I need to predict probabilities manually. I'm working using this post code. I wanted to delete a variable from a model and keep the original coefficients to predict another period. My formula is:
> lr$formula
target ~ grupoAntig + nu_seguros_1TRUNC + cd_sexo + grupoEdad +
vl_limite_aeQU + vl_ltd_6QU + Revolv3 + nu_servicios_1TRUNC +
fl_cliente_hit + nu_resumen_6 + fl_rv
I want to delete fl_cliente_hit. So I'm using model.matrix and excluding it:
mm<-model.matrix(~ grupoAntig + nu_seguros_1TRUNC + cd_sexo + grupoEdad +
vl_limite_aeQU + vl_ltd_6QU + Revolv3 + nu_servicios_1TRUNC +
nu_resumen_6 + fl_rv, train)[,]
So the first line of this matrix is:
> mm[1,]
(Intercept) grupoAntigh20 grupoAntigm40
1 0 1
nu_seguros_1TRUNC cd_sexoF cd_sexoM
0 0 1
grupoEdadh25 grupoEdadm40 vl_limite_aeQU145
0 1 0
vl_ltd_6QU5 Revolv3 nu_servicios_1TRUNC
0 0 0
nu_resumen_6 fl_rv1
4 0
I guess this should keep (number of levels-1) levels of the variable. For example:
> ddply(train, .(grupoEdad ), summarize, cant=length(target))
grupoEdad cant
1 25a40 7864
2 h25 60
3 m40 11684
And the matrix only includes 2 of those 3 levels as you can see in mm[1,]
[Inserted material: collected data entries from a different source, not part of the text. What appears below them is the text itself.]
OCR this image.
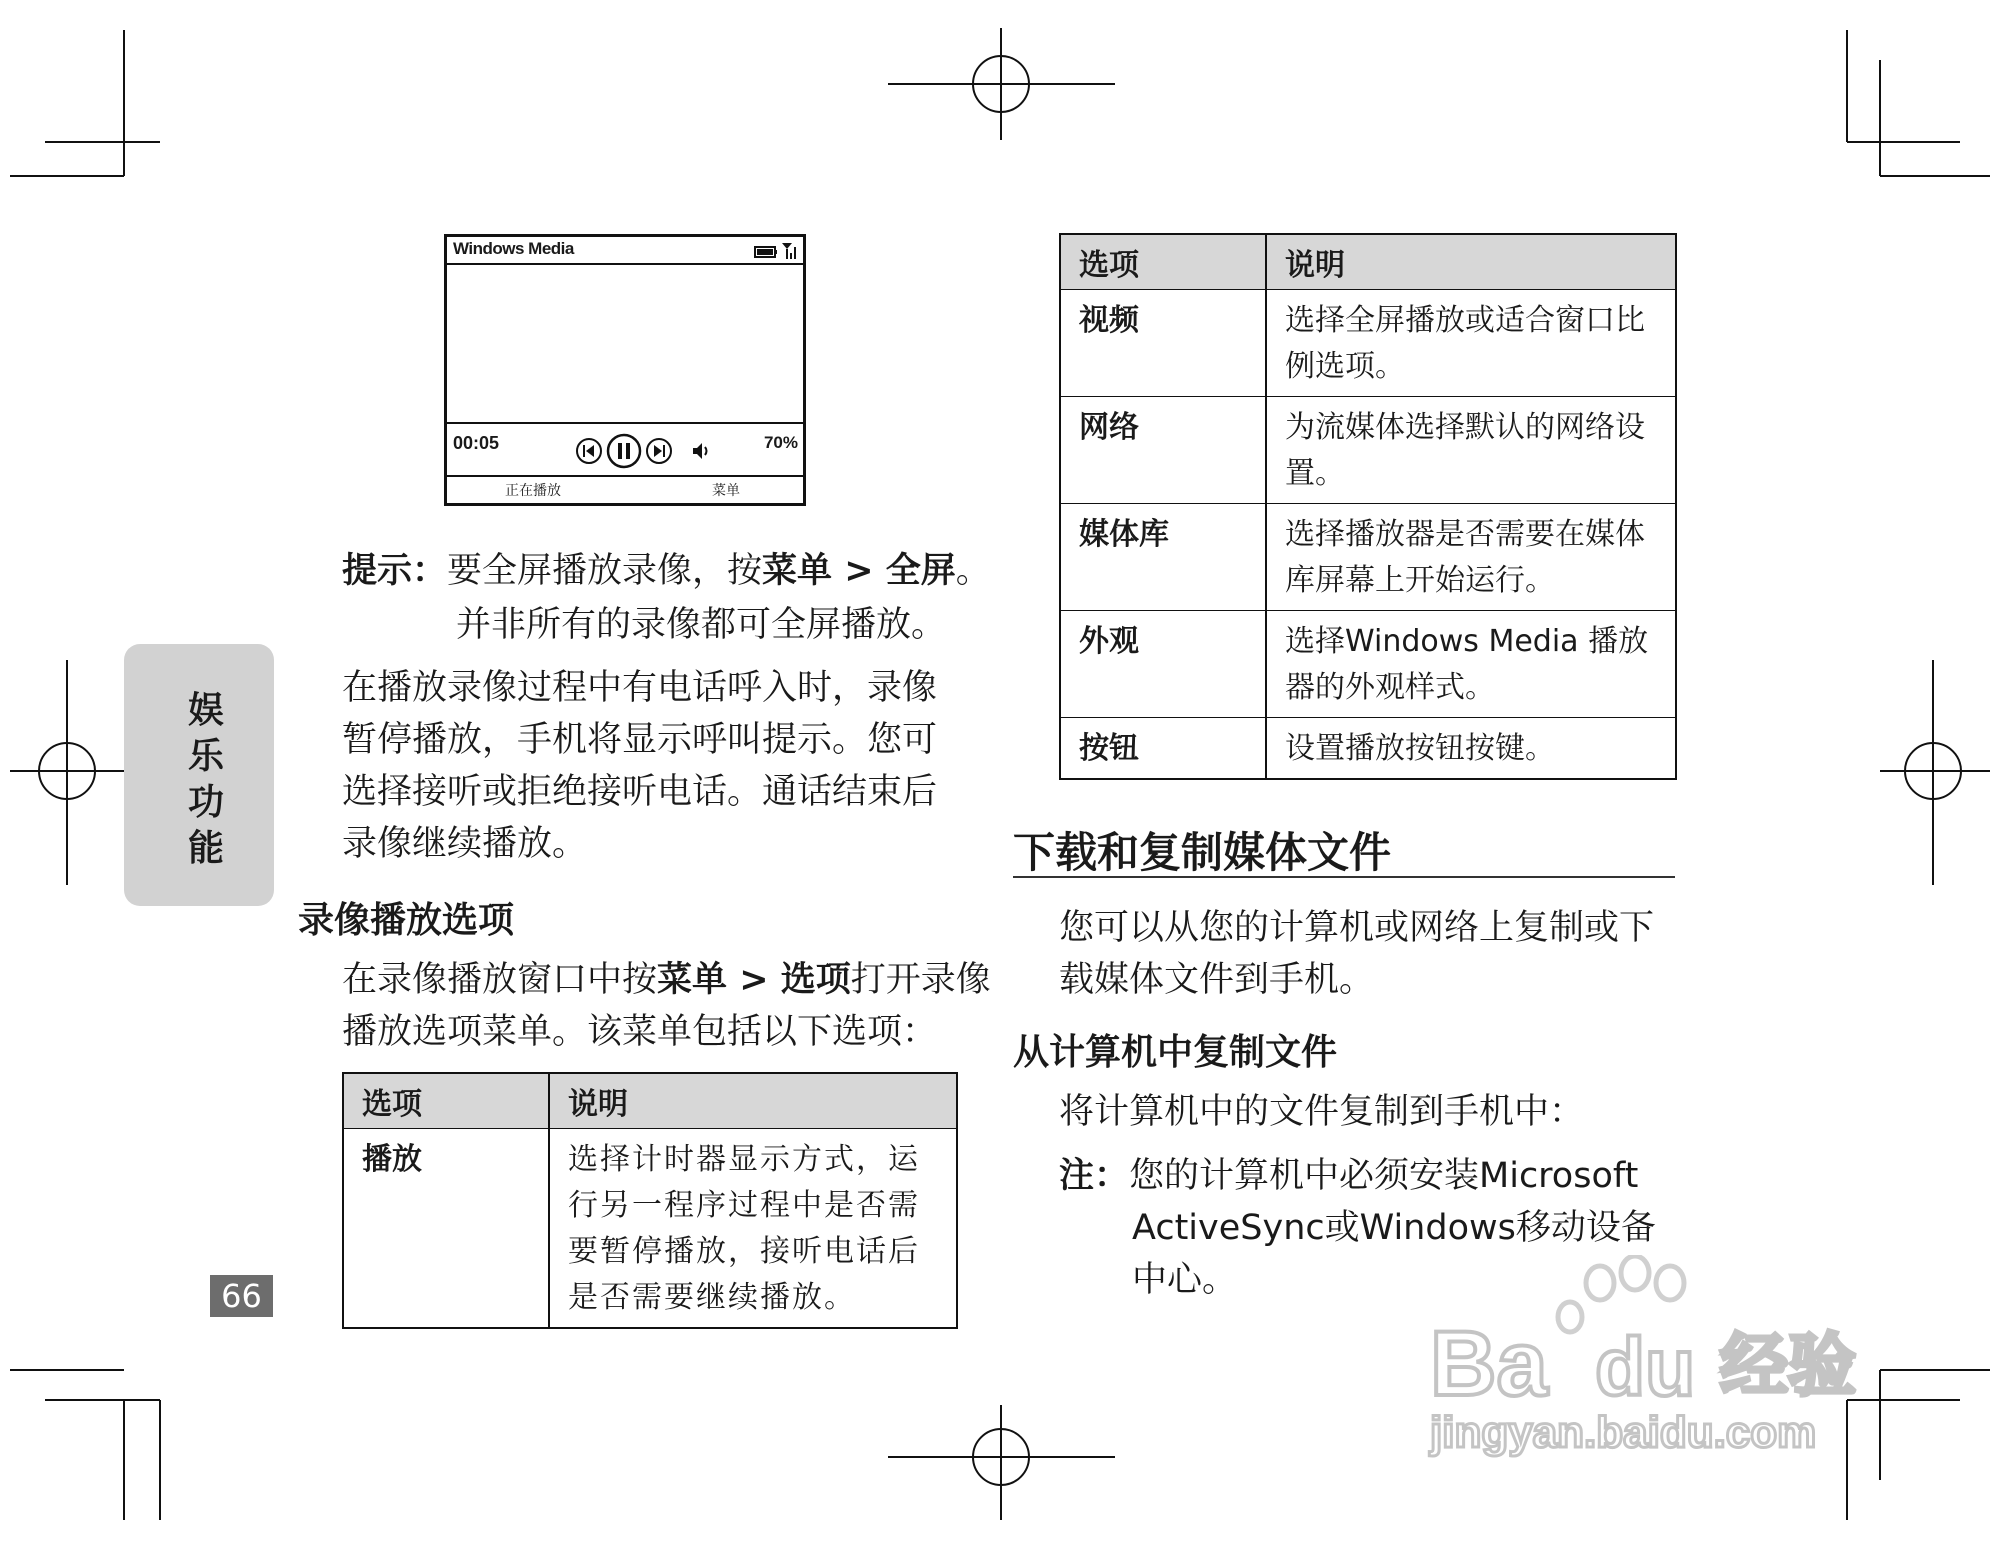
Windows Media
00:05	70%
正在播放	菜单
提示：要全屏播放录像，按菜单 > 全屏。
并非所有的录像都可全屏播放。
在播放录像过程中有电话呼入时，录像
暂停播放，手机将显示呼叫提示。您可
选择接听或拒绝接听电话。通话结束后
录像继续播放。
录像播放选项
在录像播放窗口中按菜单 > 选项打开录像
播放选项菜单。该菜单包括以下选项：
选项	说明
播放	选择计时器显示方式，运行另一程序过程中是否需要暂停播放，接听电话后是否需要继续播放。
选项	说明
视频	选择全屏播放或适合窗口比例选项。
网络	为流媒体选择默认的网络设置。
媒体库	选择播放器是否需要在媒体库屏幕上开始运行。
外观	选择Windows Media 播放器的外观样式。
按钮	设置播放按钮按键。
娱乐功能
66
下载和复制媒体文件
您可以从您的计算机或网络上复制或下
载媒体文件到手机。
从计算机中复制文件
将计算机中的文件复制到手机中：
注：您的计算机中必须安装Microsoft
ActiveSync或Windows移动设备
中心。
Ba du 经验
jingyan.baidu.com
But the problems is for cd_sexo:
> ddply(train, .(cd_sexo), summarize, cant=length(target))
cd_sexo cant
1 F 8962
2 M 10646
It only has 2 levels and it's including both.
My problem is that since I want to predict probabilities I will use coeff(lr) and I will have different number of variables compared to mm matrix.